Stuart Russell says to give up on deontologies

Posted on October 28, 2019 by Jonathan Andreas — Leave a comment

Stuart Russell wrote a new book about managing the coming artificial intelligence revolution called Human Compatible. He believes that the main danger of AI is not that it will become conscious and decide to maximize its own well-being at the expense of humans, but that AI will slavishly try to solve the problems that humans direct it to solve and cause disastrous unintended consequences. For example:

the problem comes from increasing capabilities, coupled with our inability to specify objectives completely and correctly. Can we restore our carbon dioxide to historical levels so that we get the climate back in balance? Sounds like a great objective. Well, the easiest way to do that is to get rid of all those things that are producing carbon dioxide, which happen to be humans. You want to cure cancer as quickly as possible. Sounds great, right? But the quickest way to do it is to run medical trials in parallel with millions of human subjects or billions of human subjects. So you give everyone cancer and then you see what treatments work.

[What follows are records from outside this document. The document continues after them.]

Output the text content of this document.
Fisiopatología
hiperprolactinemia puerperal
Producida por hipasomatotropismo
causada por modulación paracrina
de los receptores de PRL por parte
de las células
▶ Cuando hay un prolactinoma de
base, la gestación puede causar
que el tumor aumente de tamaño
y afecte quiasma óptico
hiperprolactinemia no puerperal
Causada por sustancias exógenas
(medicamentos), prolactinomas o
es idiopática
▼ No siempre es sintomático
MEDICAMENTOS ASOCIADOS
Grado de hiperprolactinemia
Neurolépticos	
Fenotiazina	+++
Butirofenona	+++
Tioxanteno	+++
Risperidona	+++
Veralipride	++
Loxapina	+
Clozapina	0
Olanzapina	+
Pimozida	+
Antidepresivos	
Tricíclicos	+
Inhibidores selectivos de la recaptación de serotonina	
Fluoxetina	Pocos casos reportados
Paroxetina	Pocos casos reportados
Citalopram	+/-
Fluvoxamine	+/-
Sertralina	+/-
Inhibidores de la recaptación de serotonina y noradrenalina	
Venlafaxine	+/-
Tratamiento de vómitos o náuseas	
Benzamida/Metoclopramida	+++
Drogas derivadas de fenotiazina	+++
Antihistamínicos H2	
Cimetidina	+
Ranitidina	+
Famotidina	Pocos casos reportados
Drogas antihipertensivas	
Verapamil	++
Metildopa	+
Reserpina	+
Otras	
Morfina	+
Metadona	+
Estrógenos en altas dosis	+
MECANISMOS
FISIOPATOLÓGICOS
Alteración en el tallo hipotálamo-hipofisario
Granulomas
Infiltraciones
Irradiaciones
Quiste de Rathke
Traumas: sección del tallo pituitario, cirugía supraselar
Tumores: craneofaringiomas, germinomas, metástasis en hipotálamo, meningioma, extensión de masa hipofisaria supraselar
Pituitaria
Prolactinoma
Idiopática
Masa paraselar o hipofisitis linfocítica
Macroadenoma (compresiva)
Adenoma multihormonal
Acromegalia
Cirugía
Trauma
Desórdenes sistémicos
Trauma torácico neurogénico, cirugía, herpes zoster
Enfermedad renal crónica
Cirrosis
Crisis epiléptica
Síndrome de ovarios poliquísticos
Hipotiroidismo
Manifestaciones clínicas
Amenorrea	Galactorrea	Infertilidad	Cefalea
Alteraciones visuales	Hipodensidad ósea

He says we can’t write down rules for how to do this safely because laws don’t work well enough. You can declare, “Thou shall not kill” but the AI might misinterpret this (as humans often do) or find some loophole in which the AI merely causes someone else to kill humans. Russell gives the analogy of how impossible it is to write a tax law without people finding loopholes and causing unintended consequences:

So, we’ve been trying to write tax law for 6,000 years. And yet, humans come up with loopholes and ways around the tax laws so that, for example, our multinational corporations are paying very little tax to most of the countries that they operate in. They find loopholes. And this is what, in the book, I call the loophole principle. It doesn’t matter how hard you try to put fences and rules around the behavior of the system. If it’s more intelligent than you are, it finds a way to do what it wants.

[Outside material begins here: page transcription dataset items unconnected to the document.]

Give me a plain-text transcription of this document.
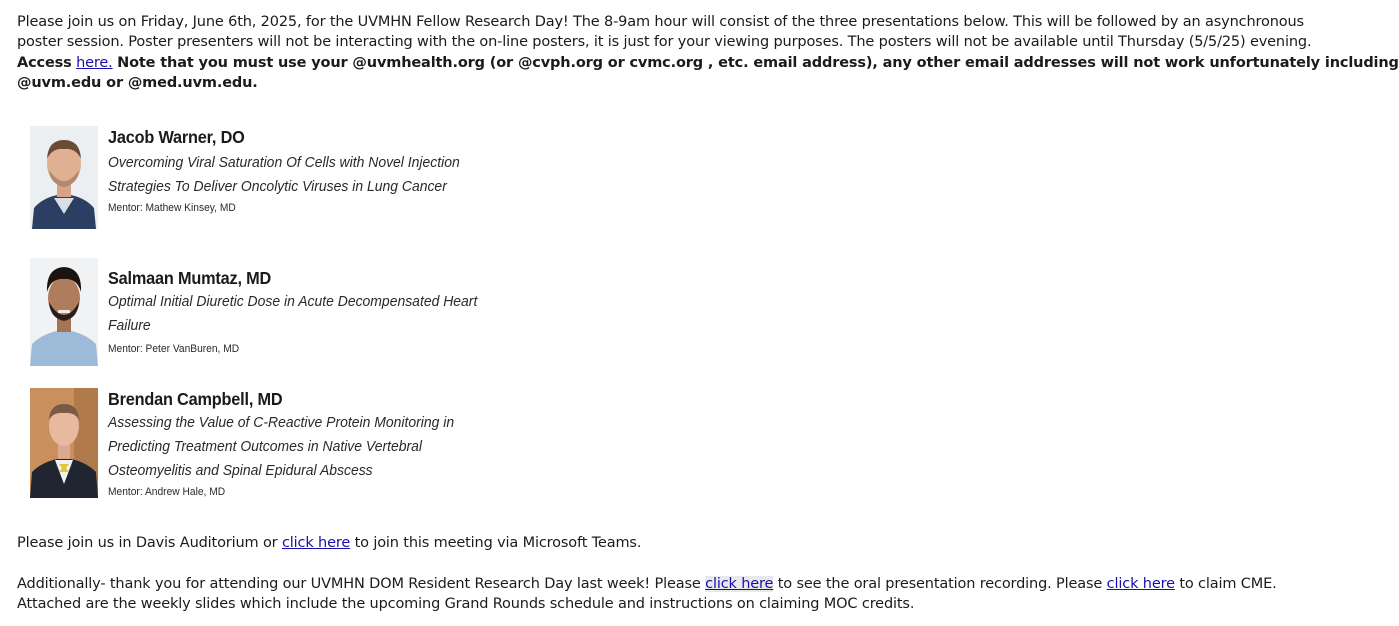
Please join us on Friday, June 6th, 2025, for the UVMHN Fellow Research Day! The 8-9am hour will consist of the three presentations below. This will be followed by an asynchronous
poster session. Poster presenters will not be interacting with the on-line posters, it is just for your viewing purposes. The posters will not be available until Thursday (5/5/25) evening.
Access here. Note that you must use your @uvmhealth.org (or @cvph.org or cvmc.org , etc. email address), any other email addresses will not work unfortunately including
@uvm.edu or @med.uvm.edu.
Jacob Warner, DO
Overcoming Viral Saturation Of Cells with Novel Injection
Strategies To Deliver Oncolytic Viruses in Lung Cancer
Mentor: Mathew Kinsey, MD
Salmaan Mumtaz, MD
Optimal Initial Diuretic Dose in Acute Decompensated Heart
Failure
Mentor: Peter VanBuren, MD
Brendan Campbell, MD
Assessing the Value of C-Reactive Protein Monitoring in
Predicting Treatment Outcomes in Native Vertebral
Osteomyelitis and Spinal Epidural Abscess
Mentor: Andrew Hale, MD
Please join us in Davis Auditorium or click here to join this meeting via Microsoft Teams.
Additionally- thank you for attending our UVMHN DOM Resident Research Day last week! Please click here to see the oral presentation recording. Please click here to claim CME.
Attached are the weekly slides which include the upcoming Grand Rounds schedule and instructions on claiming MOC credits.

Russell says that we have to stop using deontology (a rule-based ethical system) and move to a consequentialist ethical system for managing AI.

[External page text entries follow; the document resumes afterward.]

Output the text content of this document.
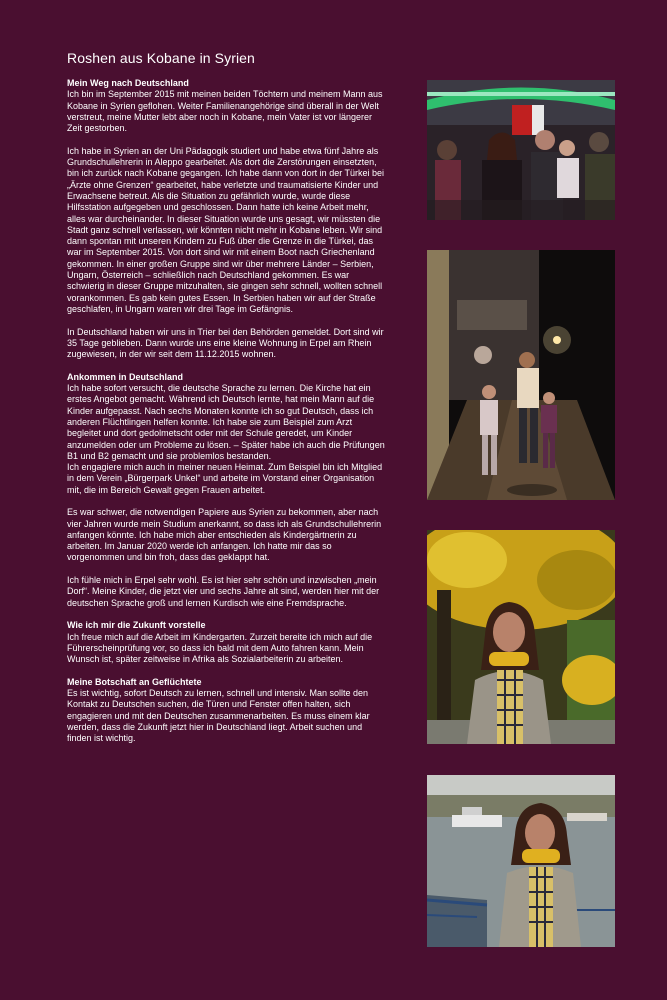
Roshen aus Kobane in Syrien
Mein Weg nach Deutschland

Ich bin im September 2015 mit meinen beiden Töchtern und meinem Mann aus Kobane in Syrien geflohen. Weiter Familienangehörige sind überall in der Welt verstreut, meine Mutter lebt aber noch in Kobane, mein Vater ist vor längerer Zeit gestorben.

Ich habe in Syrien an der Uni Pädagogik studiert und habe etwa fünf Jahre als Grundschullehrerin in Aleppo gearbeitet. Als dort die Zerstörungen einsetzten, bin ich zurück nach Kobane gegangen. Ich habe dann von dort in der Türkei bei „Ärzte ohne Grenzen“ gearbeitet, habe verletzte und traumatisierte Kinder und Erwachsene betreut. Als die Situation zu gefährlich wurde, wurde diese Hilfsstation aufgegeben und geschlossen. Dann hatte ich keine Arbeit mehr, alles war durcheinander. In dieser Situation wurde uns gesagt, wir müssten die Stadt ganz schnell verlassen, wir könnten nicht mehr in Kobane leben. Wir sind dann spontan mit unseren Kindern zu Fuß über die Grenze in die Türkei, das war im September 2015. Von dort sind wir mit einem Boot nach Griechenland gekommen. In einer großen Gruppe sind wir über mehrere Länder – Serbien, Ungarn, Österreich – schließlich nach Deutschland gekommen. Es war schwierig in dieser Gruppe mitzuhalten, sie gingen sehr schnell, wollten schnell vorankommen. Es gab kein gutes Essen. In Serbien haben wir auf der Straße geschlafen, in Ungarn waren wir drei Tage im Gefängnis.

In Deutschland haben wir uns in Trier bei den Behörden gemeldet. Dort sind wir 35 Tage geblieben. Dann wurde uns eine kleine Wohnung in Erpel am Rhein zugewiesen, in der wir seit dem 11.12.2015 wohnen.

Ankommen in Deutschland

Ich habe sofort versucht, die deutsche Sprache zu lernen. Die Kirche hat ein erstes Angebot gemacht. Während ich Deutsch lernte, hat mein Mann auf die Kinder aufgepasst. Nach sechs Monaten konnte ich so gut Deutsch, dass ich anderen Flüchtlingen helfen konnte. Ich habe sie zum Beispiel zum Arzt begleitet und dort gedolmetscht oder mit der Schule geredet, um Kinder anzumelden oder um Probleme zu lösen. – Später habe ich auch die Prüfungen B1 und B2 gemacht und sie problemlos bestanden.

Ich engagiere mich auch in meiner neuen Heimat. Zum Beispiel bin ich Mitglied in dem Verein „Bürgerpark Unkel“ und arbeite im Vorstand einer Organisation mit, die im Bereich Gewalt gegen Frauen arbeitet.

Es war schwer, die notwendigen Papiere aus Syrien zu bekommen, aber nach vier Jahren wurde mein Studium anerkannt, so dass ich als Grundschullehrerin anfangen könnte. Ich habe mich aber entschieden als Kindergärtnerin zu arbeiten. Im Januar 2020 werde ich anfangen. Ich hatte mir das so vorgenommen und bin froh, dass das geklappt hat.

Ich fühle mich in Erpel sehr wohl. Es ist hier sehr schön und inzwischen „mein Dorf“. Meine Kinder, die jetzt vier und sechs Jahre alt sind, werden hier mit der deutschen Sprache groß und lernen Kurdisch wie eine Fremdsprache.

Wie ich mir die Zukunft vorstelle

Ich freue mich auf die Arbeit im Kindergarten. Zurzeit bereite ich mich auf die Führerscheinprüfung vor, so dass ich bald mit dem Auto fahren kann. Mein Wunsch ist, später zeitweise in Afrika als Sozialarbeiterin zu arbeiten.

Meine Botschaft an Geflüchtete

Es ist wichtig, sofort Deutsch zu lernen, schnell und intensiv. Man sollte den Kontakt zu Deutschen suchen, die Türen und Fenster offen halten, sich engagieren und mit den Deutschen zusammenarbeiten. Es muss einem klar werden, dass die Zukunft jetzt hier in Deutschland liegt. Arbeit suchen und finden ist wichtig.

Instead, the AI system has a constitutional requirement that it be of benefit to human beings. But it knows that it doesn’t know what that means. It doesn’t know our preferences. And it knows that it doesn’t know our preferences about how the future should unfold. So you get totally different behavior. Basically, the machines defer to humans. They ask permission before doing anything that messes with part of the world. …[An AI that is trying to learn what humans want] has an incentive to be honest about its plans because it wants to get feedback and so on.

This does seem to be an improvement, but I’m still worried about AI developing its own priorities and even if AIs stay obedient to humans, I’m worried about the character of the individuals that the machines will obey. The people who own various AI could have disastrous priorities.

Russell makes the parallel with nuclear physics in order to argue that we need to be thinking about how to manage the dangers before they become a problem, but I think that is actually a scarier analogy than Russell had intended.

I think it’s useful to look back at the history of nuclear energy and nuclear physics, because it has many parallels… when Leo Szilard invented the nuclear chain reaction, he didn’t know which atoms could be induced to go through a fission reaction and produce neutrons that would then produce more fission reactions…. The only way you get nuclear safety is by worrying about the ways [reactors] can blow up and preventing them from blowing up.

Unfortunately for this analogy he first application of controlled nuclear reactions was the nuclear bomb and the physicists at the time risked the survival of the entire planet when they tested it. They suspected that the explosion could cause a chain reaction that would ignite the atmosphere of the entire world in a global nuclear explosion when they tested it, but they did it anyhow.

Similarly, AI will eventually become dangerously powerful. Who is to say that the first AI won’t be deployed as a weapon between nations or as a weapon of wealth accumulation by a private party who isn’t worried about the wellbeing cost to humanity because of lust for power? With anything as powerful as nuclear reactions or AI, we will need to worry about the purposes of any humans who have any control over it. With AI, there is the additional worry that it will escape the control of those humans altogether and develop independent motivations.